U.S. Senator Mel Martinez (R-FL) today encouraged his colleagues to swiftly approve the Travel Promotion Act of 2009, an effort to allow the U.S. Travel and Tourism industry to better promote international travel to the United States. Senator Martinez noted that international visits to the U.S. have steadily declined since 2000.
"Last year the United States had 633,000 fewer international travelers than we had in the year 2000. Florida has taken a harder hit, losing 1.3 million visitors over that same period of time," said Martinez speaking on the Senate floor during debate. "The Travel Promotion Act will enable to United States to become its own ambassador by establishing a public-private campaign to promote tourism abroad. It will benefit our economy, it will complement our nation's diplomatic efforts, and perhaps most importantly, it will help to create new jobs."

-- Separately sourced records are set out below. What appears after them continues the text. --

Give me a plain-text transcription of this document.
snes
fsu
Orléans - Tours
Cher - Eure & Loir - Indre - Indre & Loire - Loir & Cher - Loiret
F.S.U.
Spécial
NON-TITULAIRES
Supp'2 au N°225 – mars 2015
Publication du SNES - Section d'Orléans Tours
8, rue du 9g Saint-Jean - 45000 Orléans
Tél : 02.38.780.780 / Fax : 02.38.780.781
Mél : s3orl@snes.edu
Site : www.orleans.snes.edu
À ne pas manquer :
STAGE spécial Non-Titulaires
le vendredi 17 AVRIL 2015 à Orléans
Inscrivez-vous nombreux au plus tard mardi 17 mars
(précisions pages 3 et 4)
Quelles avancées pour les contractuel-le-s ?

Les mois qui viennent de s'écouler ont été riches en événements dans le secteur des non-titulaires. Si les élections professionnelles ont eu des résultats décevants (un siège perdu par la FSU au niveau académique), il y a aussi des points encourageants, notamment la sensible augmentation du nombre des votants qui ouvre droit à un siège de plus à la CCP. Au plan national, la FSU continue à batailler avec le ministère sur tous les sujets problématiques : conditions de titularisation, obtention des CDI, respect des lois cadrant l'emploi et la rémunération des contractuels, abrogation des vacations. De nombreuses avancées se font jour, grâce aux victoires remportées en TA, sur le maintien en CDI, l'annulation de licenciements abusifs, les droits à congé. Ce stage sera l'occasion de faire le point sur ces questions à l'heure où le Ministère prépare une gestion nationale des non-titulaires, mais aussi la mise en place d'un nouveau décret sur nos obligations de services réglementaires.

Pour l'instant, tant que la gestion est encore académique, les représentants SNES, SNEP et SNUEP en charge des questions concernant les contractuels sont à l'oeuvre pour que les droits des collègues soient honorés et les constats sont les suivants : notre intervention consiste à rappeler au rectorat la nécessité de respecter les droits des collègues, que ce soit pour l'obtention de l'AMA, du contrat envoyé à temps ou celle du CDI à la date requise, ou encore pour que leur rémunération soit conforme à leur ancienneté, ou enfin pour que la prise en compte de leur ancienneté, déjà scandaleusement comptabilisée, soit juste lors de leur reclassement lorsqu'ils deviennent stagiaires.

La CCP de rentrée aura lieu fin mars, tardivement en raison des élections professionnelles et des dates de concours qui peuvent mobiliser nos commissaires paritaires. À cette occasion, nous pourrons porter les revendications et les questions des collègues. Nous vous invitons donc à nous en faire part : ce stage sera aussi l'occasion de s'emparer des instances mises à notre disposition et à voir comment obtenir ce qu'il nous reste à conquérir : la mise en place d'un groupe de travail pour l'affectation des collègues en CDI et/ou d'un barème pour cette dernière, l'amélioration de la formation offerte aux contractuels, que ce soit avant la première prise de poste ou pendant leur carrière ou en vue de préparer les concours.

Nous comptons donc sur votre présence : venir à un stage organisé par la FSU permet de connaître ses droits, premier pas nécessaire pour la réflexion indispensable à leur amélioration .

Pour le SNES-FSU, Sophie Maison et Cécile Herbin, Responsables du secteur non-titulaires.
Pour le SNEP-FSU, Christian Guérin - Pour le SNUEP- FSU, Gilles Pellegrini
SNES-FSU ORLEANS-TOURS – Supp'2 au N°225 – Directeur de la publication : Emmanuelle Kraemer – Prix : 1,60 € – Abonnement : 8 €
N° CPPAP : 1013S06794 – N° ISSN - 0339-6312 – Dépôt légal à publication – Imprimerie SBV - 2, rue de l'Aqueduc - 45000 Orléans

Between 2000 and 2008, the United States tourism industry has experienced an estimated 58 million in lost arrivals, $182 billion dollars in lost spending, $27 billion in lost tax receipts, and $47 billion in lost payroll.
"The average international traveler spends forty-five hundred dollars per visit," Martinez stated. "Promoting international tourism is something most other nations do already including China, Canada, Mexico and the European Union. It's time we started competing."
The U.S. House of Representatives already approved the Travel Promotion Act in 2008. The Senate is expected to vote on the bill this week. The measure creates a non-profit organization to promote and attract international travels to the United States.The campaign program would be paid for by private sector contributions and visa fees paid by foreign tourists.